Pelo fato de ser uma cadeira que dispensa pré-requisito, além dos estudantes
regularmente matriculados no curso de Jornalismo, que compõem a Turma A,
recebemos estudantes de outros cursos, em atendimento ao regime
didático-científico da instituição que, em seu artigo 89, determina que “o
aluno de curso regular de graduação compõe o seu programa de estudos com
disciplinas do Módulo Integrante e do Módulo Livre”, e o parágrafo 3º define:
“As disciplinas do Módulo Livre são de livre escolha do aluno entre as
disciplinas oferecidas pela Universidade e correspondem a 24 (vinte e quatro)
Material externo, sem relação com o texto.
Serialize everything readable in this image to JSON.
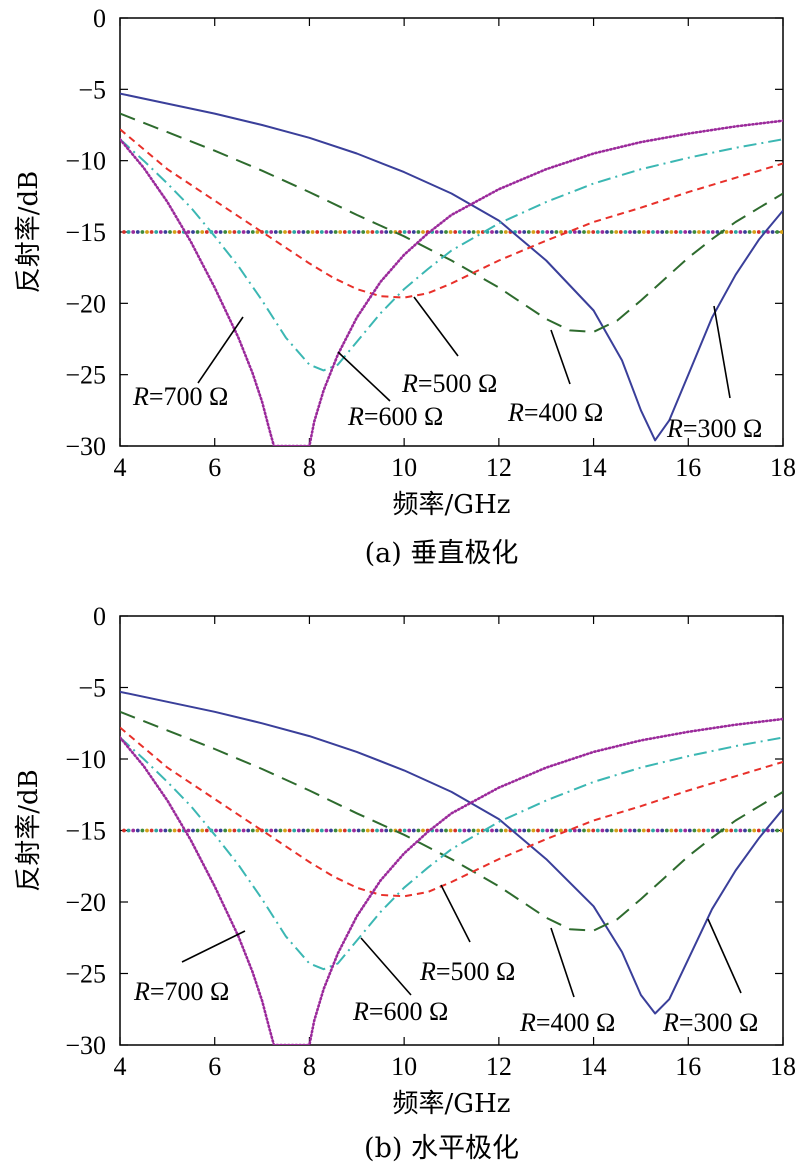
{
  "chart_data": [
    {
      "type": "line",
      "caption": "(a) 垂直极化",
      "xlabel": "频率/GHz",
      "ylabel": "反射率/dB",
      "xlim": [
        4,
        18
      ],
      "ylim": [
        -30,
        0
      ],
      "xticks": [
        "4",
        "6",
        "8",
        "10",
        "12",
        "14",
        "16",
        "18"
      ],
      "yticks": [
        "0",
        "-5",
        "-10",
        "-15",
        "-20",
        "-25",
        "-30"
      ],
      "reference_line": {
        "y": -15
      },
      "series": [
        {
          "name": "R=300 Ω",
          "r_prefix": "R",
          "r_value": "=300 Ω",
          "color": "#3a3f9a",
          "style": "solid",
          "x": [
            4,
            5,
            6,
            7,
            8,
            9,
            10,
            11,
            12,
            13,
            14,
            14.6,
            15.0,
            15.3,
            15.6,
            16,
            16.5,
            17,
            17.5,
            18
          ],
          "y": [
            -5.3,
            -6.0,
            -6.7,
            -7.5,
            -8.4,
            -9.5,
            -10.8,
            -12.3,
            -14.2,
            -17.0,
            -20.5,
            -24.0,
            -27.5,
            -29.6,
            -28.2,
            -25.0,
            -21.0,
            -18.0,
            -15.5,
            -13.5
          ]
        },
        {
          "name": "R=400 Ω",
          "r_prefix": "R",
          "r_value": "=400 Ω",
          "color": "#2e6b2e",
          "style": "longdash",
          "x": [
            4,
            5,
            6,
            7,
            8,
            9,
            10,
            11,
            12,
            12.5,
            13,
            13.5,
            14,
            14.5,
            15,
            15.5,
            16,
            16.5,
            17,
            17.5,
            18
          ],
          "y": [
            -6.7,
            -8.0,
            -9.3,
            -10.7,
            -12.2,
            -13.8,
            -15.3,
            -17.0,
            -18.9,
            -20.0,
            -21.1,
            -21.9,
            -22.0,
            -21.2,
            -19.8,
            -18.3,
            -16.8,
            -15.5,
            -14.3,
            -13.3,
            -12.3
          ]
        },
        {
          "name": "R=500 Ω",
          "r_prefix": "R",
          "r_value": "=500 Ω",
          "color": "#e8302a",
          "style": "dash",
          "x": [
            4,
            5,
            6,
            7,
            8,
            8.5,
            9,
            9.5,
            10,
            10.5,
            11,
            11.5,
            12,
            13,
            14,
            15,
            16,
            17,
            18
          ],
          "y": [
            -7.8,
            -10.6,
            -12.8,
            -15.0,
            -17.2,
            -18.2,
            -19.0,
            -19.5,
            -19.6,
            -19.3,
            -18.6,
            -17.8,
            -17.0,
            -15.6,
            -14.3,
            -13.3,
            -12.2,
            -11.2,
            -10.2
          ]
        },
        {
          "name": "R=600 Ω",
          "r_prefix": "R",
          "r_value": "=600 Ω",
          "color": "#3bb7b3",
          "style": "dashdot",
          "x": [
            4,
            4.5,
            5,
            5.5,
            6,
            6.5,
            7,
            7.5,
            8,
            8.3,
            8.6,
            9,
            9.5,
            10,
            10.5,
            11,
            12,
            13,
            14,
            15,
            16,
            17,
            18
          ],
          "y": [
            -8.5,
            -10.0,
            -11.6,
            -13.3,
            -15.3,
            -17.4,
            -19.8,
            -22.4,
            -24.3,
            -24.7,
            -24.3,
            -22.7,
            -20.7,
            -19.0,
            -17.6,
            -16.3,
            -14.4,
            -12.9,
            -11.6,
            -10.6,
            -9.8,
            -9.1,
            -8.5
          ]
        },
        {
          "name": "R=700 Ω",
          "r_prefix": "R",
          "r_value": "=700 Ω",
          "color": "#9b2a9b",
          "style": "dot",
          "x": [
            4,
            4.5,
            5,
            5.5,
            6,
            6.5,
            6.8,
            7.0,
            7.15,
            7.25,
            8.0,
            8.1,
            8.3,
            8.6,
            9,
            9.5,
            10,
            10.5,
            11,
            12,
            13,
            14,
            15,
            16,
            17,
            18
          ],
          "y": [
            -8.5,
            -10.5,
            -12.9,
            -15.7,
            -18.9,
            -22.4,
            -24.9,
            -26.9,
            -28.8,
            -30.0,
            -30.0,
            -28.3,
            -26.1,
            -23.6,
            -21.0,
            -18.5,
            -16.6,
            -15.1,
            -13.8,
            -12.0,
            -10.6,
            -9.5,
            -8.7,
            -8.1,
            -7.6,
            -7.2
          ]
        }
      ]
    },
    {
      "type": "line",
      "caption": "(b) 水平极化",
      "xlabel": "频率/GHz",
      "ylabel": "反射率/dB",
      "xlim": [
        4,
        18
      ],
      "ylim": [
        -30,
        0
      ],
      "xticks": [
        "4",
        "6",
        "8",
        "10",
        "12",
        "14",
        "16",
        "18"
      ],
      "yticks": [
        "0",
        "-5",
        "-10",
        "-15",
        "-20",
        "-25",
        "-30"
      ],
      "reference_line": {
        "y": -15
      },
      "series": [
        {
          "name": "R=300 Ω",
          "r_prefix": "R",
          "r_value": "=300 Ω",
          "color": "#3a3f9a",
          "style": "solid",
          "x": [
            4,
            5,
            6,
            7,
            8,
            9,
            10,
            11,
            12,
            13,
            14,
            14.6,
            15.0,
            15.3,
            15.6,
            16,
            16.5,
            17,
            17.5,
            18
          ],
          "y": [
            -5.3,
            -6.0,
            -6.7,
            -7.5,
            -8.4,
            -9.5,
            -10.8,
            -12.3,
            -14.2,
            -17.0,
            -20.3,
            -23.5,
            -26.5,
            -27.8,
            -26.8,
            -24.0,
            -20.5,
            -17.8,
            -15.5,
            -13.5
          ]
        },
        {
          "name": "R=400 Ω",
          "r_prefix": "R",
          "r_value": "=400 Ω",
          "color": "#2e6b2e",
          "style": "longdash",
          "x": [
            4,
            5,
            6,
            7,
            8,
            9,
            10,
            11,
            12,
            12.5,
            13,
            13.5,
            14,
            14.5,
            15,
            15.5,
            16,
            16.5,
            17,
            17.5,
            18
          ],
          "y": [
            -6.7,
            -8.0,
            -9.3,
            -10.7,
            -12.2,
            -13.8,
            -15.3,
            -17.0,
            -18.9,
            -20.0,
            -21.1,
            -21.9,
            -22.0,
            -21.2,
            -19.8,
            -18.3,
            -16.8,
            -15.5,
            -14.3,
            -13.3,
            -12.3
          ]
        },
        {
          "name": "R=500 Ω",
          "r_prefix": "R",
          "r_value": "=500 Ω",
          "color": "#e8302a",
          "style": "dash",
          "x": [
            4,
            5,
            6,
            7,
            8,
            8.5,
            9,
            9.5,
            10,
            10.5,
            11,
            11.5,
            12,
            13,
            14,
            15,
            16,
            17,
            18
          ],
          "y": [
            -7.8,
            -10.6,
            -12.8,
            -15.0,
            -17.2,
            -18.2,
            -19.0,
            -19.5,
            -19.6,
            -19.3,
            -18.6,
            -17.8,
            -17.0,
            -15.6,
            -14.3,
            -13.3,
            -12.2,
            -11.2,
            -10.2
          ]
        },
        {
          "name": "R=600 Ω",
          "r_prefix": "R",
          "r_value": "=600 Ω",
          "color": "#3bb7b3",
          "style": "dashdot",
          "x": [
            4,
            4.5,
            5,
            5.5,
            6,
            6.5,
            7,
            7.5,
            8,
            8.3,
            8.6,
            9,
            9.5,
            10,
            10.5,
            11,
            12,
            13,
            14,
            15,
            16,
            17,
            18
          ],
          "y": [
            -8.5,
            -10.0,
            -11.6,
            -13.3,
            -15.3,
            -17.4,
            -19.8,
            -22.4,
            -24.3,
            -24.7,
            -24.3,
            -22.7,
            -20.7,
            -19.0,
            -17.6,
            -16.3,
            -14.4,
            -12.9,
            -11.6,
            -10.6,
            -9.8,
            -9.1,
            -8.5
          ]
        },
        {
          "name": "R=700 Ω",
          "r_prefix": "R",
          "r_value": "=700 Ω",
          "color": "#9b2a9b",
          "style": "dot",
          "x": [
            4,
            4.5,
            5,
            5.5,
            6,
            6.5,
            6.8,
            7.0,
            7.15,
            7.25,
            8.0,
            8.1,
            8.3,
            8.6,
            9,
            9.5,
            10,
            10.5,
            11,
            12,
            13,
            14,
            15,
            16,
            17,
            18
          ],
          "y": [
            -8.5,
            -10.5,
            -12.9,
            -15.7,
            -18.9,
            -22.4,
            -24.9,
            -26.9,
            -28.8,
            -30.0,
            -30.0,
            -28.3,
            -26.1,
            -23.6,
            -21.0,
            -18.5,
            -16.6,
            -15.1,
            -13.8,
            -12.0,
            -10.6,
            -9.5,
            -8.7,
            -8.1,
            -7.6,
            -7.2
          ]
        }
      ]
    }
  ]
}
créditos, pelo menos, para os cursos regulares de duração plena.” No presente
artigo, pretendemos destacar também a inclusão da interface mídia-educação
(BELLONI, 2005) no processo de ensino-aprendizagem, em diálogo com outras
experiências que aliam mídia, educação e cidadania no contexto da Faculdade de
Comunicação da UnB (MOURA et. alli.,2011).
Dos 31 alunos matriculados
na Turma B (60 horas) apenas dois estavam matriculados em Jornalismo. Das
outras áreas de Comunicação, eram dois de Publicidade e Propaganda, um de
Audiovisual, cinco de Comunicação Organizacional e os demais oriundos dos
cursos de Odontologia, Psicologia, Ciências Contábeis, Biblioteconomia,
Filosofia, Letras, História, Pedagogia, Nutrição e Ciências da Computação.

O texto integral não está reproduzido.